As rob corrected me elsewhere, it was a majority under Chretien that rejected Bush's invitation to his Mesopotamian quagmire. Credit where credit is due.

Too bad the Libs then went on to sign up for Star Wars and policing Afghanistan for the Americans so they could give Iraq more attention...

rob said...

I was under the impression that I was to disclude legislation that was forced upon Liberals during minority governments. I didn't realize that if a Liberal government ever accomplishes something in a minority situation, then ipso facto it was forced upon them.

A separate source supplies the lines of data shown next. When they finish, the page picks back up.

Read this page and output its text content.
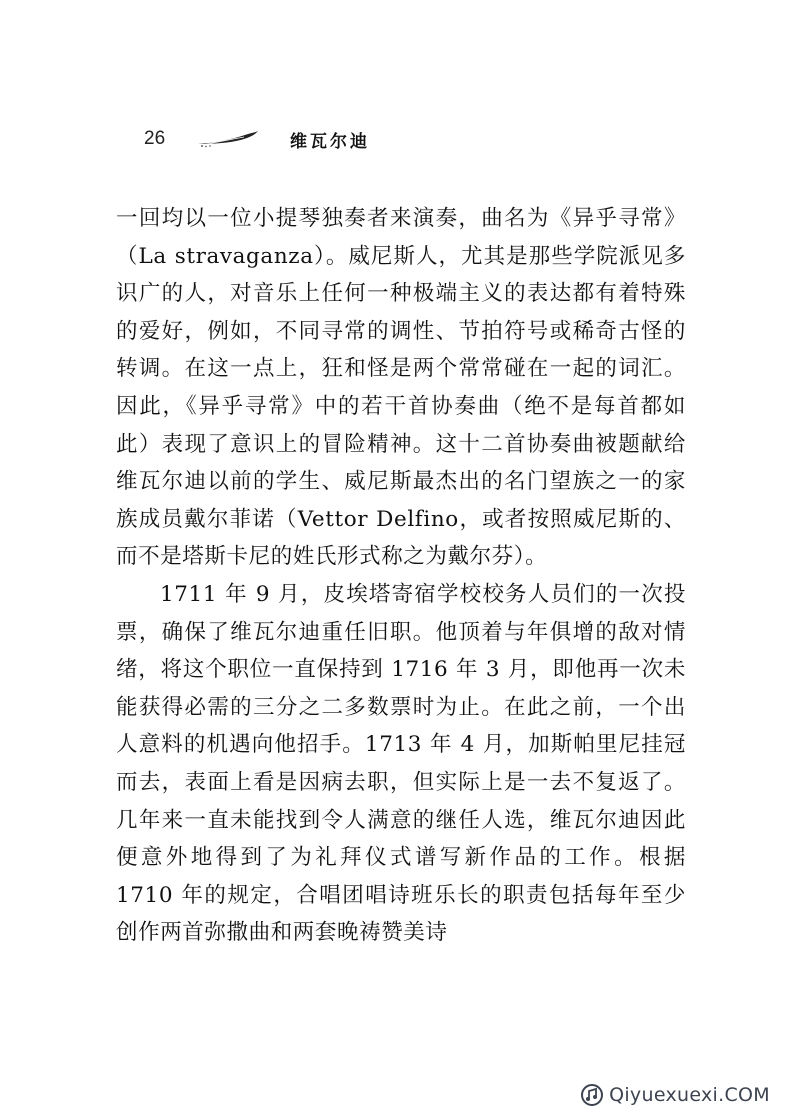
26	维瓦尔迪

一回均以一位小提琴独奏者来演奏，曲名为《异乎寻常》（La stravaganza）。威尼斯人，尤其是那些学院派见多识广的人，对音乐上任何一种极端主义的表达都有着特殊的爱好，例如，不同寻常的调性、节拍符号或稀奇古怪的转调。在这一点上，狂和怪是两个常常碰在一起的词汇。因此，《异乎寻常》中的若干首协奏曲（绝不是每首都如此）表现了意识上的冒险精神。这十二首协奏曲被题献给维瓦尔迪以前的学生、威尼斯最杰出的名门望族之一的家族成员戴尔菲诺（Vettor Delfino，或者按照威尼斯的、而不是塔斯卡尼的姓氏形式称之为戴尔芬）。

1711 年 9 月，皮埃塔寄宿学校校务人员们的一次投票，确保了维瓦尔迪重任旧职。他顶着与年俱增的敌对情绪，将这个职位一直保持到 1716 年 3 月，即他再一次未能获得必需的三分之二多数票时为止。在此之前，一个出人意料的机遇向他招手。1713 年 4 月，加斯帕里尼挂冠而去，表面上看是因病去职，但实际上是一去不复返了。几年来一直未能找到令人满意的继任人选，维瓦尔迪因此便意外地得到了为礼拜仪式谱写新作品的工作。根据 1710 年的规定，合唱团唱诗班乐长的职责包括每年至少创作两首弥撒曲和两套晚祷赞美诗

Qiyuexuexi.COM
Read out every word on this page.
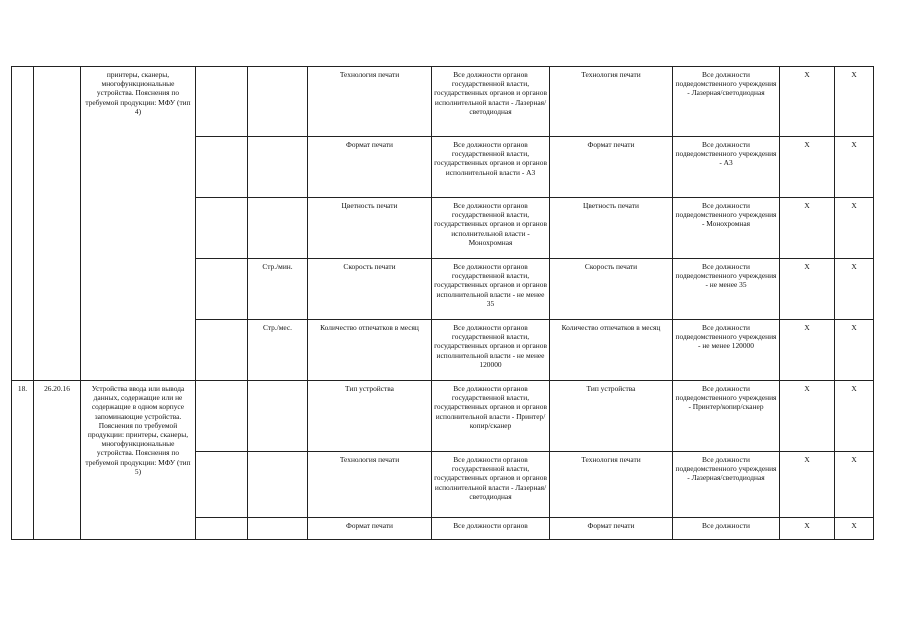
		принтеры, сканеры, многофункциональные устройства. Пояснения по требуемой продукции: МФУ (тип 4)			Технология печати	Все должности органов государственной власти, государственных органов и органов исполнительной власти - Лазерная/ светодиодная	Технология печати	Все должности подведомственного учреждения - Лазерная/светодиодная	X	X
					Формат печати	Все должности органов государственной власти, государственных органов и органов исполнительной власти - А3	Формат печати	Все должности подведомственного учреждения - А3	X	X
					Цветность печати	Все должности органов государственной власти, государственных органов и органов исполнительной власти - Монохромная	Цветность печати	Все должности подведомственного учреждения - Монохромная	X	X
				Стр./мин.	Скорость печати	Все должности органов государственной власти, государственных органов и органов исполнительной власти - не менее 35	Скорость печати	Все должности подведомственного учреждения - не менее 35	X	X
				Стр./мес.	Количество отпечатков в месяц	Все должности органов государственной власти, государственных органов и органов исполнительной власти - не менее 120000	Количество отпечатков в месяц	Все должности подведомственного учреждения - не менее 120000	X	X
18.	26.20.16	Устройства ввода или вывода данных, содержащие или не содержащие в одном корпусе запоминающие устройства. Пояснения по требуемой продукции: принтеры, сканеры, многофункциональные устройства. Пояснения по требуемой продукции: МФУ (тип 5)			Тип устройства	Все должности органов государственной власти, государственных органов и органов исполнительной власти - Принтер/копир/сканер	Тип устройства	Все должности подведомственного учреждения - Принтер/копир/сканер	X	X
					Технология печати	Все должности органов государственной власти, государственных органов и органов исполнительной власти - Лазерная/ светодиодная	Технология печати	Все должности подведомственного учреждения - Лазерная/светодиодная	X	X
					Формат печати	Все должности органов	Формат печати	Все должности	X	X
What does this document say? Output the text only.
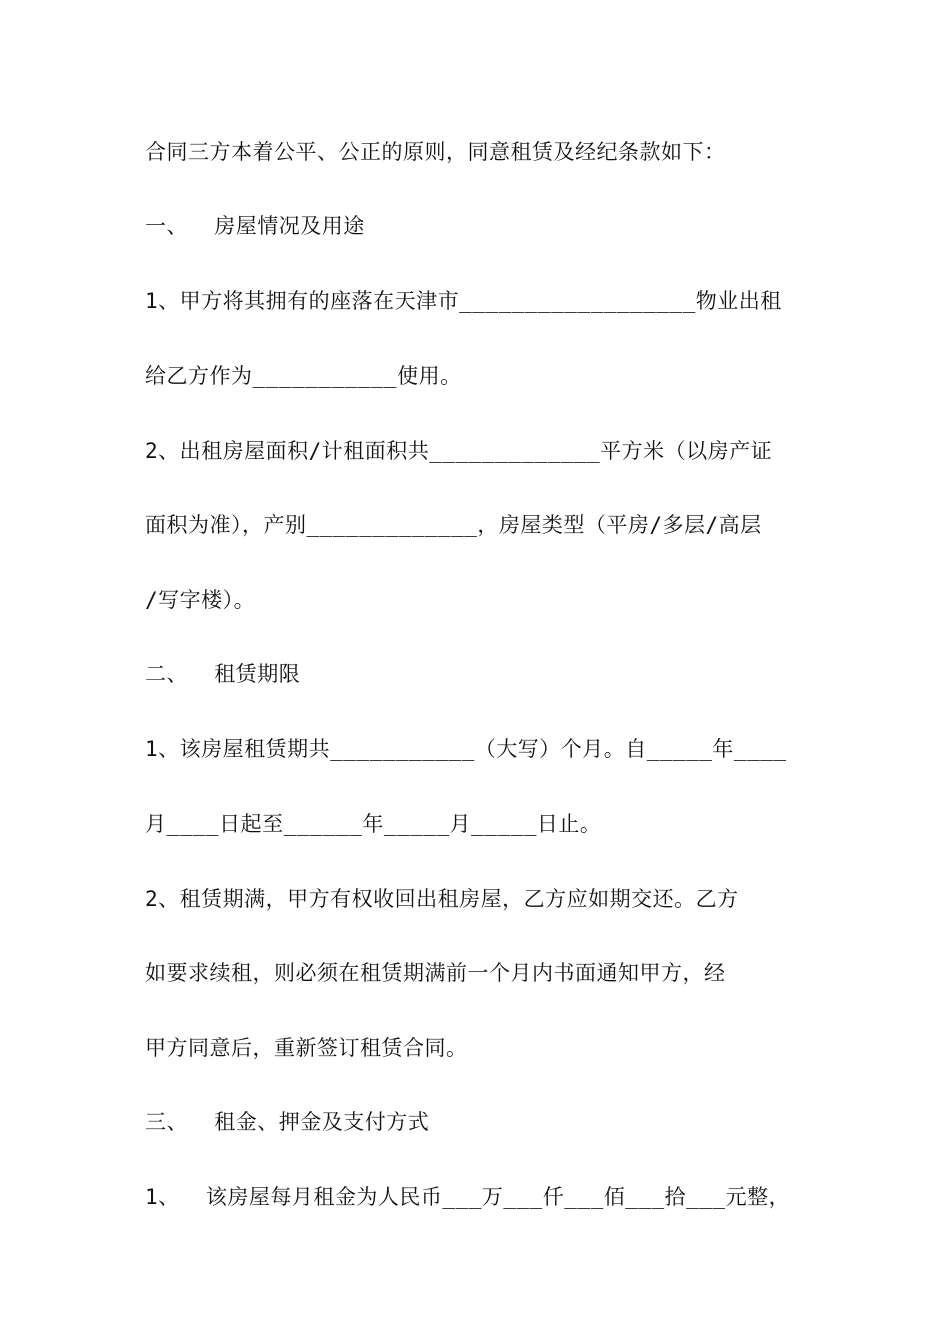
合同三方本着公平、公正的原则，同意租赁及经纪条款如下：
一、  房屋情况及用途
1、甲方将其拥有的座落在天津市__________________物业出租
给乙方作为___________使用。
2、出租房屋面积/计租面积共_____________平方米（以房产证
面积为准），产别_____________，房屋类型（平房/多层/高层
/写字楼）。
二、  租赁期限
1、该房屋租赁期共___________（大写）个月。自_____年____
月____日起至______年_____月_____日止。
2、租赁期满，甲方有权收回出租房屋，乙方应如期交还。乙方
如要求续租，则必须在租赁期满前一个月内书面通知甲方，经
甲方同意后，重新签订租赁合同。
三、  租金、押金及支付方式
1、  该房屋每月租金为人民币___万___仟___佰___拾___元整，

The reason I didn't realize this, of course, is because it is a ridiculous assertion.

Cliff said...

ReeeEEEaly? A ridiculous assertion?

So years of do-nothing, or do-as-little-as-possible if you prefer, Liberal majority's blandly forgetful of their progressive campaign promises don't constitute evidence of precisely that?

Interesting.

But hey I can understand why it took twelve years of promising a child care plan and over a decade of unassailable majority before it actually got rolled out in the desperate dying days of a fragile minority, Canadians probably have wasted any savings they got from it on beer and popcorn right?

Same with Medicare, Pensions, Student Loans, the CAD right? Just coincidence that it took minority's to get every single one of them.

It's this kind of respect for the intelligence of the Canadian public that has placed the Liberal Party of Canada in it's current position. Please feel free go on operating under the same assumptions and sliding further and further into irrelevancy.